Hoje, um ambiente com mais competição faz com que bancos fujam, cada vez mais, de serviços financeiros comoditizados. Por exemplo, atualmente, fica difícil uma instituição cobrar tarifa de conta, por exemplo, sendo que não entregam nada a mais do que as fintechs para a mesma solução. Sendo assim, as instituições precisam criar novas formas de validar algumas cobranças, sobretudo agregando valor, e quem se beneficia é o cliente. 

Então, as fintechs viabilizam o acesso de mais pessoas aos sistemas financeiros?

Bruno Diniz – Sim, não faz mais sentido para ninguém arcar com tarifas para serviços se existem outras alternativas tão eficientes quanto, senão mais. Um exemplo disso foi o PIX, criado em 2020. Até então, as pessoas precisavam aguardar os horários do expediente bancário e pagar taxas para DOC ou TED. Trata-se de uma infraestrutura de pagamentos interoperável que é utilizada por vários agentes do sistema financeiro (desde bancos até fintechs). A solução de transferências entre pessoas é gratuita, mas o recebimento via Pix pelas empresas é passível de cobrança (caso a instituição queira).

Hoje, o PIX mostrou que essa cobrança de tarifas não faz mais sentido, sendo que algumas fintechs estão preferindo zerá-la para empresas, no sentido de ganhar mais terreno . Isso traz a mudança de matriz de custos para o consumidor, além de simplificar significativamente o sistema de meios de pagamento e promover maior concorrência. 

Em sua visão, quais são as tendências para o setor financeiro no Brasil?

setor financeiro

Bruno Diniz – Vejo três principais tendências. Uma delas é o chamado “banking as a service”, ou seja, soluções que permitem que empresas de outros segmentos passem a ofertar também serviços financeiros. No Brasil, já temos visto isso com grandes varejistas, como a Via, que oferecem serviços de crédito, pagamentos de contas, cartões, entre outros. É a chamada “fintechização“. 

Para o cliente, isso traz vantagens no atendimento, visto que há a fusão do online com o offline, fazendo com que empresas que já têm uma base grande de clientes possam oferecer também serviços financeiros personalizados. 

Outra tendência é o Beyond Banking, que é o caminho inverso, no qual bancos, fintechs e demais instituições financeiras passam a oferecer soluções que vão além dos produtos bancários. Assim, vemos a criação de marketplaces, soluções de telefonia móvel, dentre outras, onde esses players passam a se apresentar como uma plataforma capaz de resolver diferentes problemas presentes no dia a dia dos seus consumidores.
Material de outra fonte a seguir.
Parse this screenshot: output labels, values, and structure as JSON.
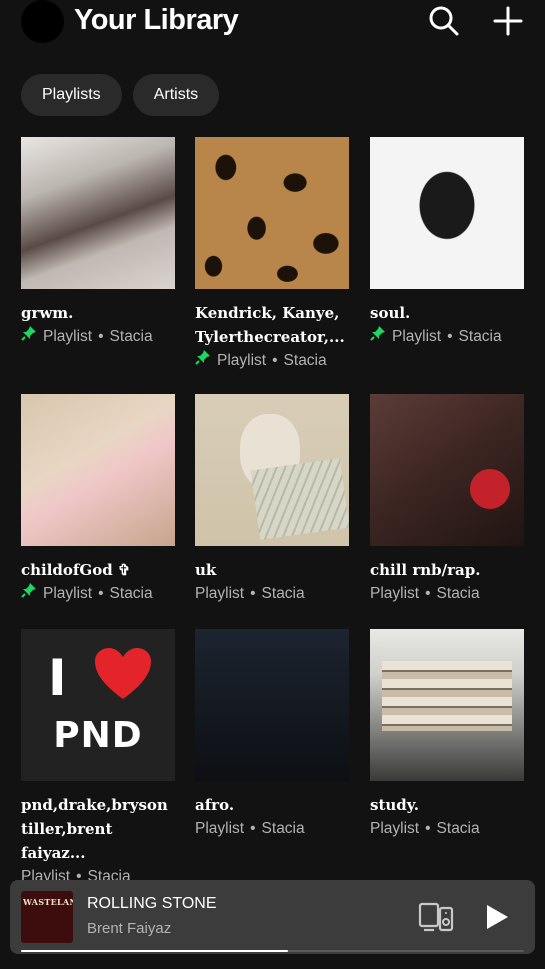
{
  "header": {
    "title": "Your Library",
    "search_icon": "search-icon",
    "add_icon": "plus-icon"
  },
  "filters": [
    "Playlists",
    "Artists"
  ],
  "items": [
    {
      "name": "grwm.",
      "type": "Playlist",
      "owner": "Stacia",
      "pinned": true
    },
    {
      "name": "Kendrick, Kanye, Tylerthecreator,...",
      "type": "Playlist",
      "owner": "Stacia",
      "pinned": true
    },
    {
      "name": "soul.",
      "type": "Playlist",
      "owner": "Stacia",
      "pinned": true
    },
    {
      "name": "childofGod ✞",
      "type": "Playlist",
      "owner": "Stacia",
      "pinned": true
    },
    {
      "name": "uk",
      "type": "Playlist",
      "owner": "Stacia",
      "pinned": false
    },
    {
      "name": "chill rnb/rap.",
      "type": "Playlist",
      "owner": "Stacia",
      "pinned": false
    },
    {
      "name": "pnd,drake,bryson tiller,brent faiyaz...",
      "type": "Playlist",
      "owner": "Stacia",
      "pinned": false
    },
    {
      "name": "afro.",
      "type": "Playlist",
      "owner": "Stacia",
      "pinned": false
    },
    {
      "name": "study.",
      "type": "Playlist",
      "owner": "Stacia",
      "pinned": false
    }
  ],
  "pnd_art": {
    "letter": "I",
    "text": "PND"
  },
  "now_playing": {
    "title": "ROLLING STONE",
    "artist": "Brent Faiyaz",
    "album_text": "WASTELAND",
    "progress": 0.53
  },
  "colors": {
    "background": "#121212",
    "pin": "#1ed760",
    "chip": "#2a2a2a",
    "player": "#3c3c3c"
  }
}
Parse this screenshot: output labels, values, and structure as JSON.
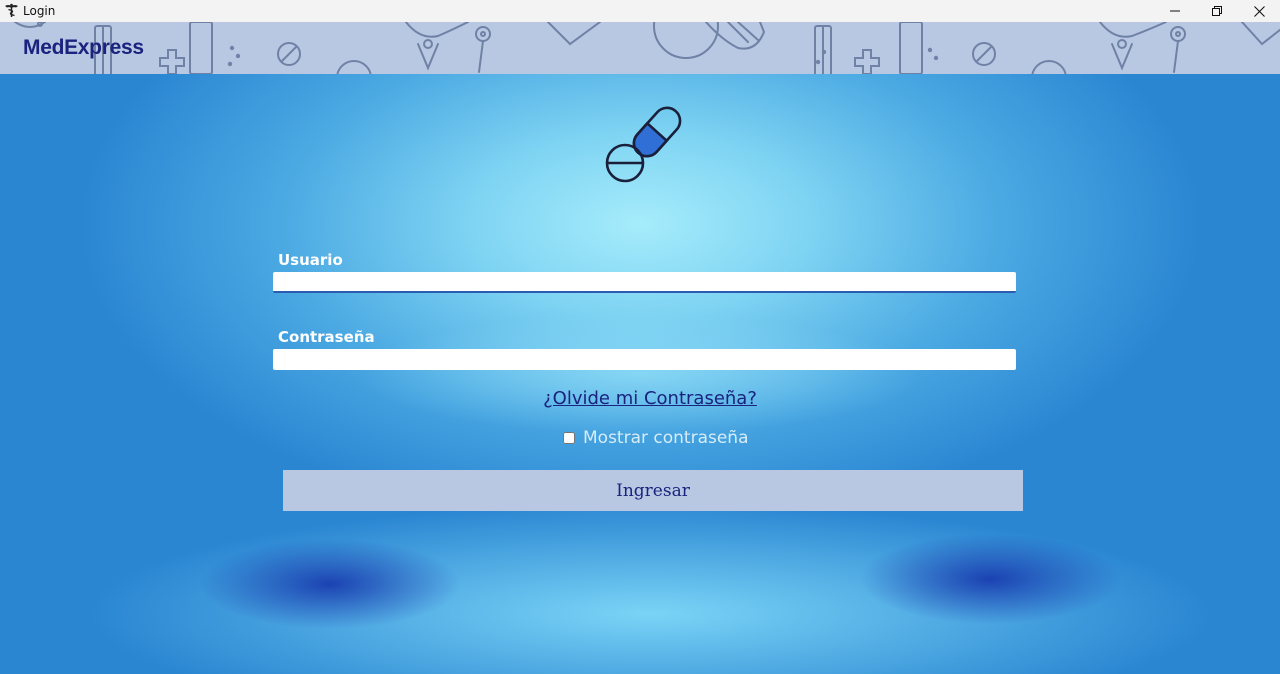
{
  "window": {
    "title": "Login",
    "icon": "caduceus-icon",
    "controls": [
      "minimize-icon",
      "restore-icon",
      "close-icon"
    ]
  },
  "header": {
    "brand": "MedExpress",
    "pattern": "medical-icons-pattern"
  },
  "logo": {
    "icon": "pills-icon",
    "colors": {
      "outline": "#1a1f3a",
      "fill": "#2f6fd6"
    }
  },
  "form": {
    "username": {
      "label": "Usuario",
      "value": "",
      "placeholder": ""
    },
    "password": {
      "label": "Contraseña",
      "value": "",
      "placeholder": ""
    },
    "forgot_link": "¿Olvide mi Contraseña?",
    "show_password": {
      "label": "Mostrar contraseña",
      "checked": false
    },
    "submit_label": "Ingresar"
  },
  "colors": {
    "brand": "#1a237e",
    "banner": "#b8c7e2",
    "button": "#b8c7e2",
    "background_center": "#a6ecfb",
    "background_edge": "#2a7fd0"
  }
}
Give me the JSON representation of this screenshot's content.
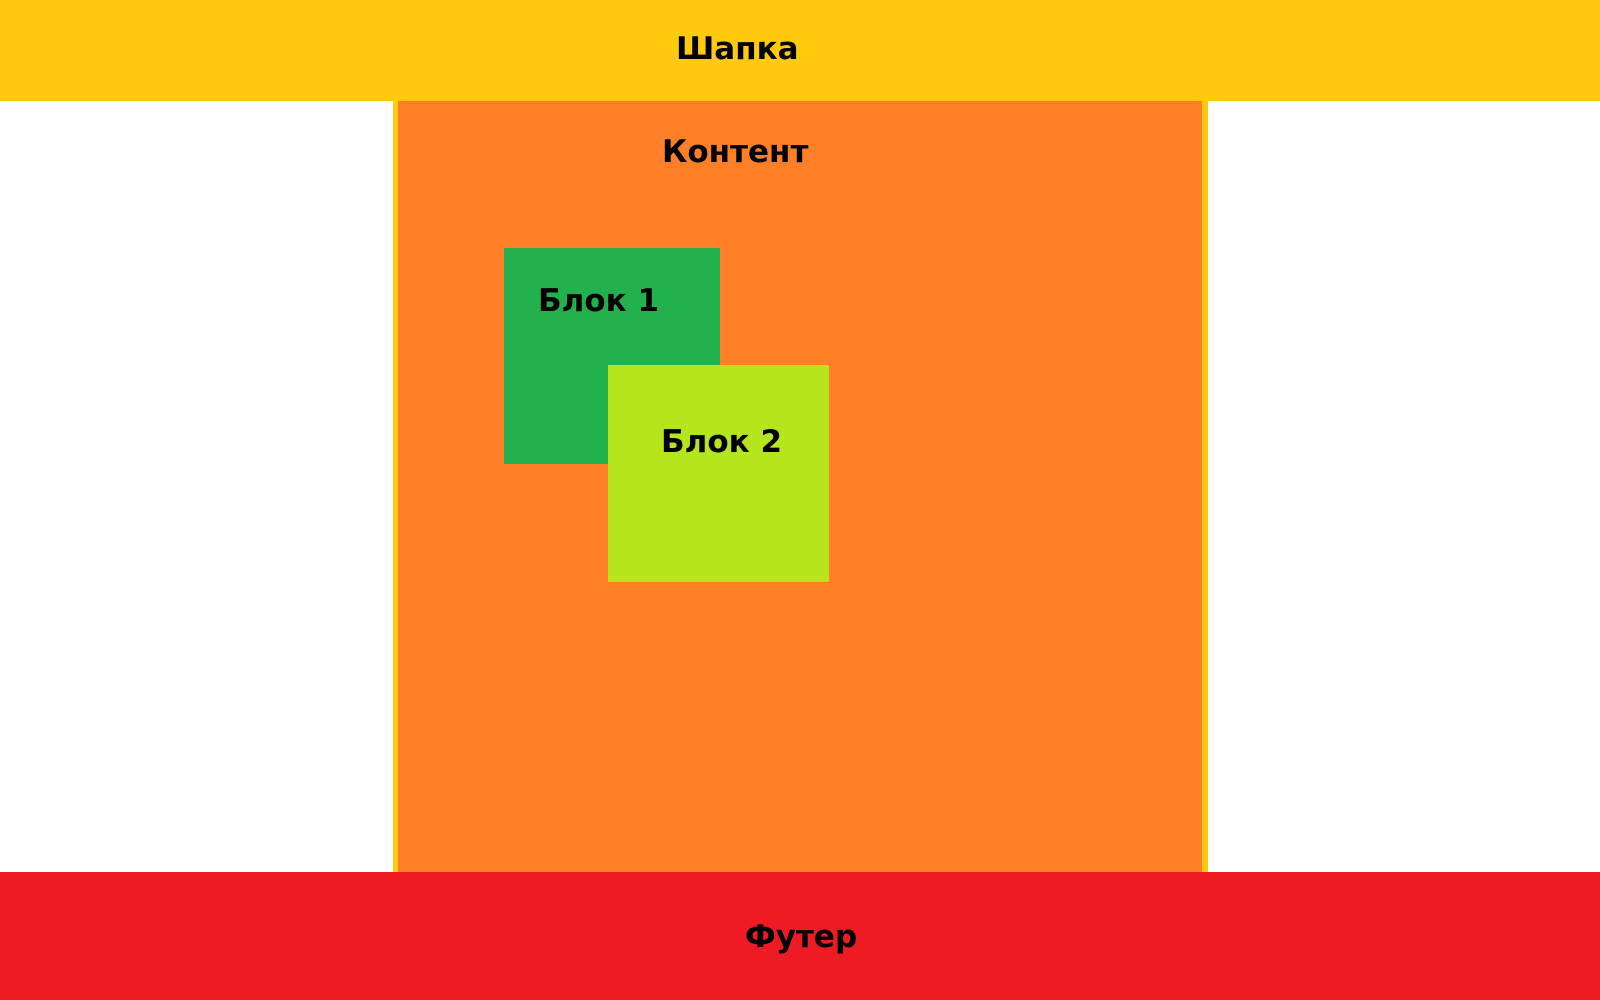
{
  "header": {
    "title": "Шапка"
  },
  "content": {
    "title": "Контент"
  },
  "blocks": [
    {
      "label": "Блок 1"
    },
    {
      "label": "Блок 2"
    }
  ],
  "footer": {
    "title": "Футер"
  },
  "colors": {
    "header": "#FFC90E",
    "content": "#FF7F27",
    "content_border": "#FFC90E",
    "block1": "#22B14C",
    "block2": "#B5E61D",
    "footer": "#ED1C24",
    "background": "#FFFFFF",
    "text": "#000000"
  }
}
Por fim, outra tendência muito forte é o crescimento do mercado cripto. Muitas fintechs estão empenhadas em aproximar o mercado financeiro tradicional da criptoeconomia, oferecendo soluções dentro de uma nova realidade que passa a ganhar cada vez mais visibilidade nos tempos atuais. Esse é um caminho sem volta, os próprios bancos centrais estudam a criação de CBDCs (moedas digitais emitidas por bancos centrais), a exemplo do Real Digital. Esse é o primeiro passo para que mais pessoas se familiarizem e passem a utilizar criptoativos.

Quais mudanças esse cenário todo traz ao consumidor de serviços financeiros?

Bruno Diniz –  O consumidor brasileiro é bem receptivo à tecnologia, e vejo que isso vem progredindo. Boa parte da população tem smartphone e cada vez mais pessoas o utilizam para transações e pagamentos, por meio de aplicativos de bancos. As pessoas estão mais confiantes com o conceito de dinheiro digital e transações online, o que abre grandes perspectivas para a disseminação da tecnologia.

Acredito que veremos, em 2022, um ano de crescimento intenso e de acelerada evolução do mercado financeiro brasileiro, com surpresas tão boas quanto as que tivemos no balanço de 2020 para 2021.